А все, что у тебя есть на самом деле, это...

...крупная капля темнеющей крови на асфальте у стоматологии - подойдя ближе, я вижу, что это сердечко из красной фольги. На другой стороне улицы ЗАГС. Забавная трансформация, не правда ли?..

...в жаркий июльский вечер, проходя мимо фонтана, по улице, отделенной от него кованой решеткой, я чувствую мелкие брызги воды на лице и голых руках - их снесло ветром. Ничего не значащее, но такое яркое ощущение...

... средних лет женщина, сидящая напротив, одета в бесформенный аляповатый балахон из персикового плюша, расшитый красными вставками и серебристыми, как рыбья чешуя, пайетками. У нее неровно нанесенные ярко-бронзовые тени, крупные серьги из "самоварного" золота и нервная улыбка. Но она красива, все равно красива - широкие, воистину собольи, четко очерченные черные брови, острый подбородок и пристальный прищур ясных темных глаз. Я смотрю на нее и сожалею о той невыносимо прекрасной женщине, которой ей, загубленной убогостью преподанной ей культуры, уже никогда не стать...

...в обеденный перерыв я не иду в толовую, а ем свежий, буквально рассыпающийся в руках коржик, сидя на лавочке одной из аллей неподалеку. Несколько мелких крошек я бросаю голубям, бродящим рядом - и судорожно ахаю, когда целая стая слетается на угощение. Их много, разных, они теснятся, бьют крыльями, топчутся по спинам друг друга. Рядом вертятся воробьи, и, подбрасывая новые порции крошек, я стараюсь попасть ближе к ним. Почему-то разлюбила голубей...

...слабое зрение - не только неудобство. Порой оно дарит мелкие, но такие очаровательные ошибки - эльфийские уши певицы с афиши; девушка с кошачьей головой, идущая навстречу; иногда мне хочется верить, что это и есть истина - истина, проглядывающая сквозь реальность...

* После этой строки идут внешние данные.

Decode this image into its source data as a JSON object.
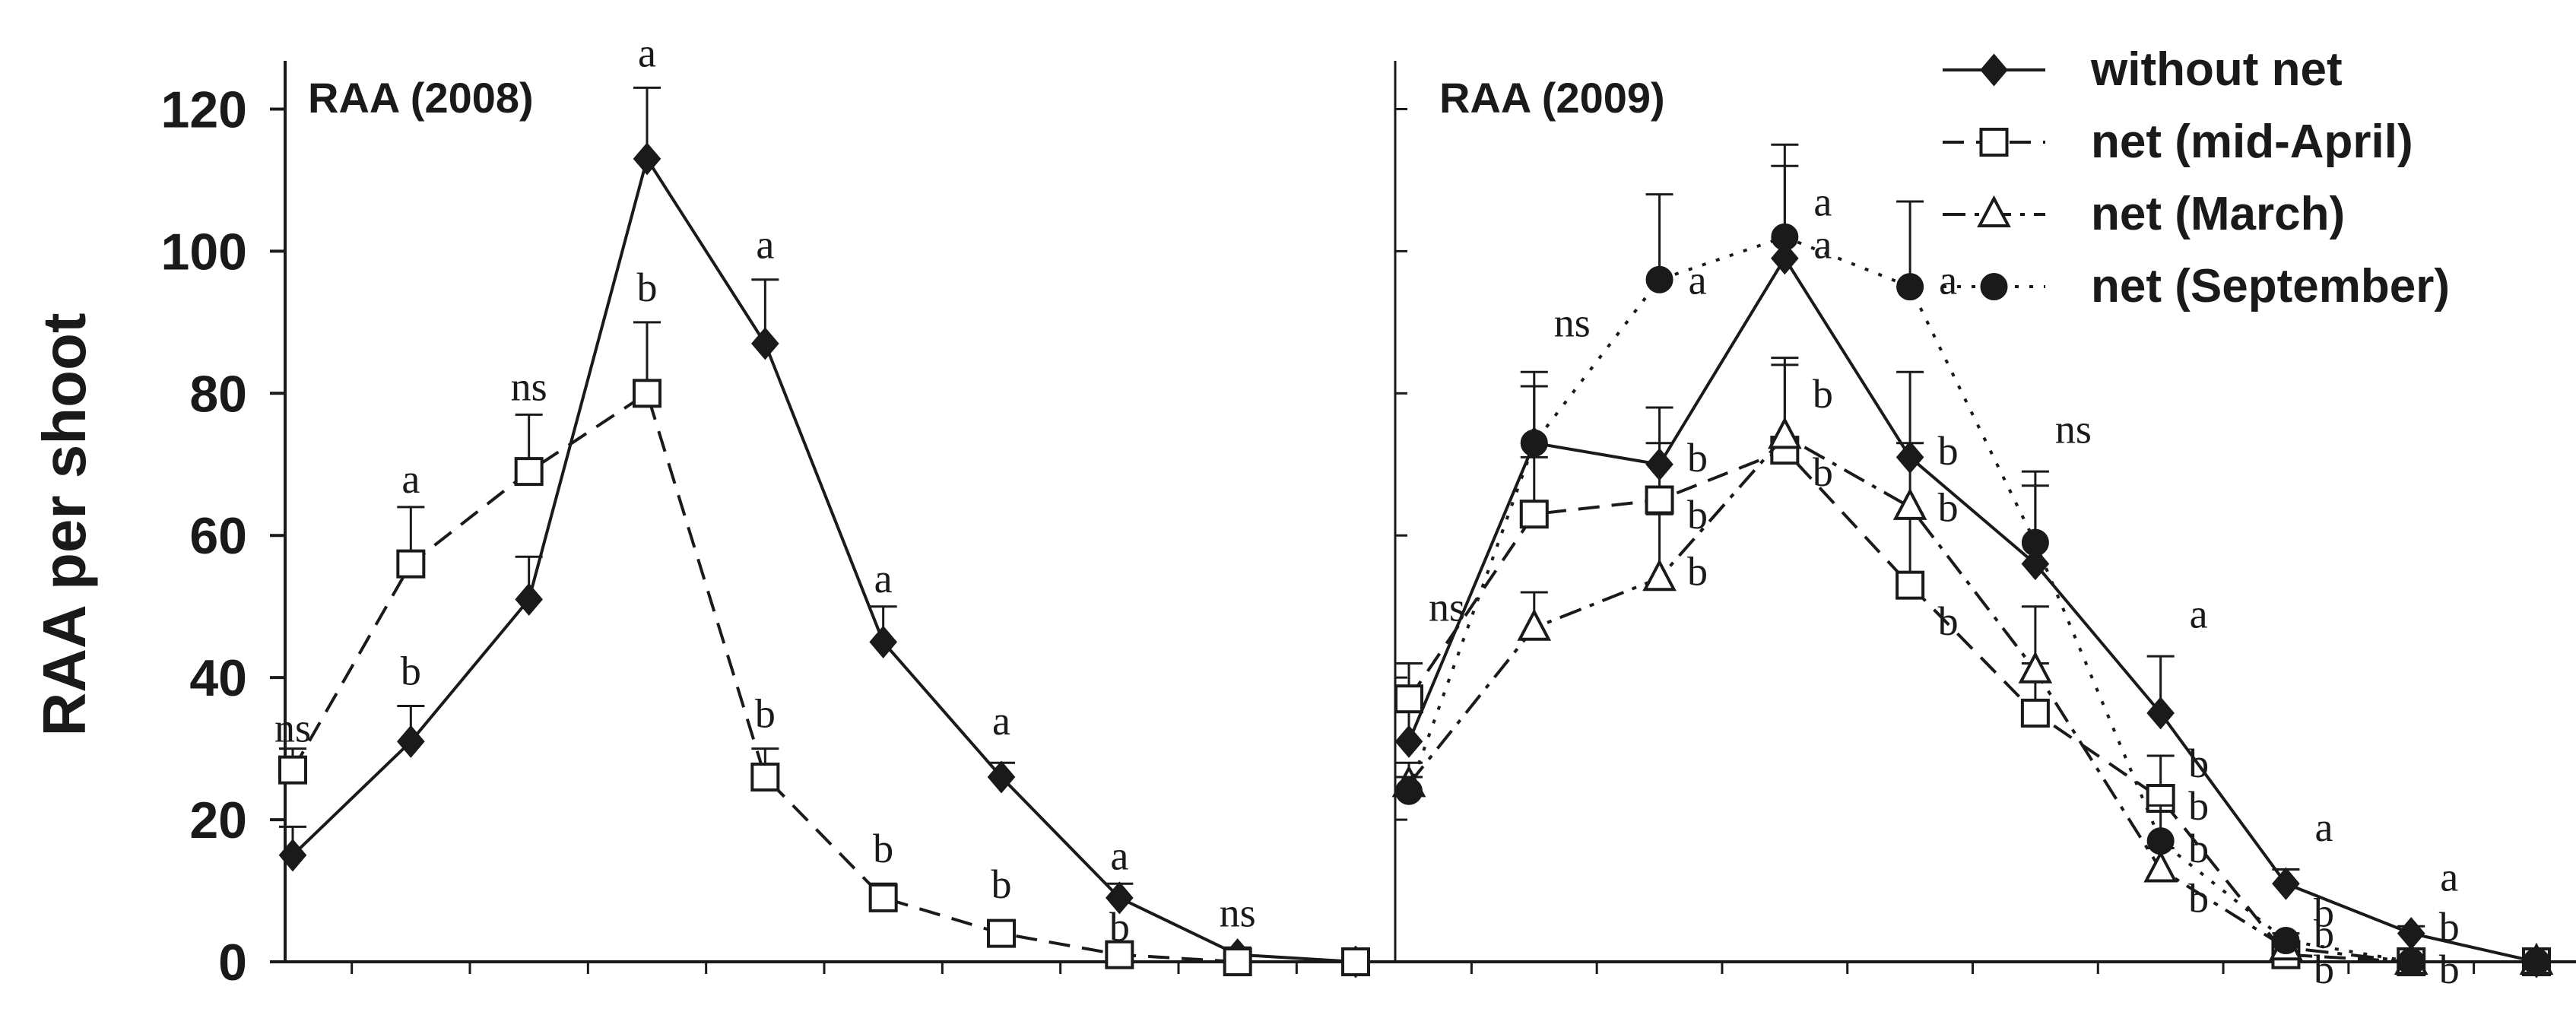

Мой мир стремительно теряет цельность, меня самой становится все меньше, но зато это немногое - четкое, кристаллизованное понятие себя самой. Когда-то давно - три-четыре года назад, но все равно невыносимо давно, - я шла по темной улице и, с трудом выдавливая из себя слова, чуть не впервые говорила другому человеку о своих - настоящих, а не обще-нормальных - чувствах.
Я говорила ему: "я чувствую себя так, словно внутри меня есть другая я - застегнутая на все пуговицы, запертая на все замки. И эти замки и пуговицы ослабляются, потому я и почувствовала Ее присутствие. И мне и хочется Ее выпустить, и страшно - мне кажется, та, что сидит внутри, совершенно не похожа на меня. Она по своему ужасна, и боюсь я не смогу уже быть хорошей, если выпущу Ее."
Этот человек (и еще двое или трое других после него), посмеивался и говорил - не бойся, может ее и нужно отпустить, может все не так страшно! И он - и все эти другие люди до и после него - срывал мои замки, расстегивал пуговицы, плавил лед, вытаскивая наружу Ее... меня.
Что ж, они своего добились.
И та я, я-давняя, была права - она (я-нынешняя) довольно ужасна, на самом деле. И совершенно не похожа на ту девочку, которая жила в этом теле три-четыре года назад. И я уже не смогу быть ей, хорошей, теперь, когда меня выпустили.
Но эти люди, которые меня так старательно выпускали, тоже оказались правы - все это не так страшно. Правда, прежняя я с ними бы все равно не согласилась.
Но это уже ее (меня-прежней) проблемы.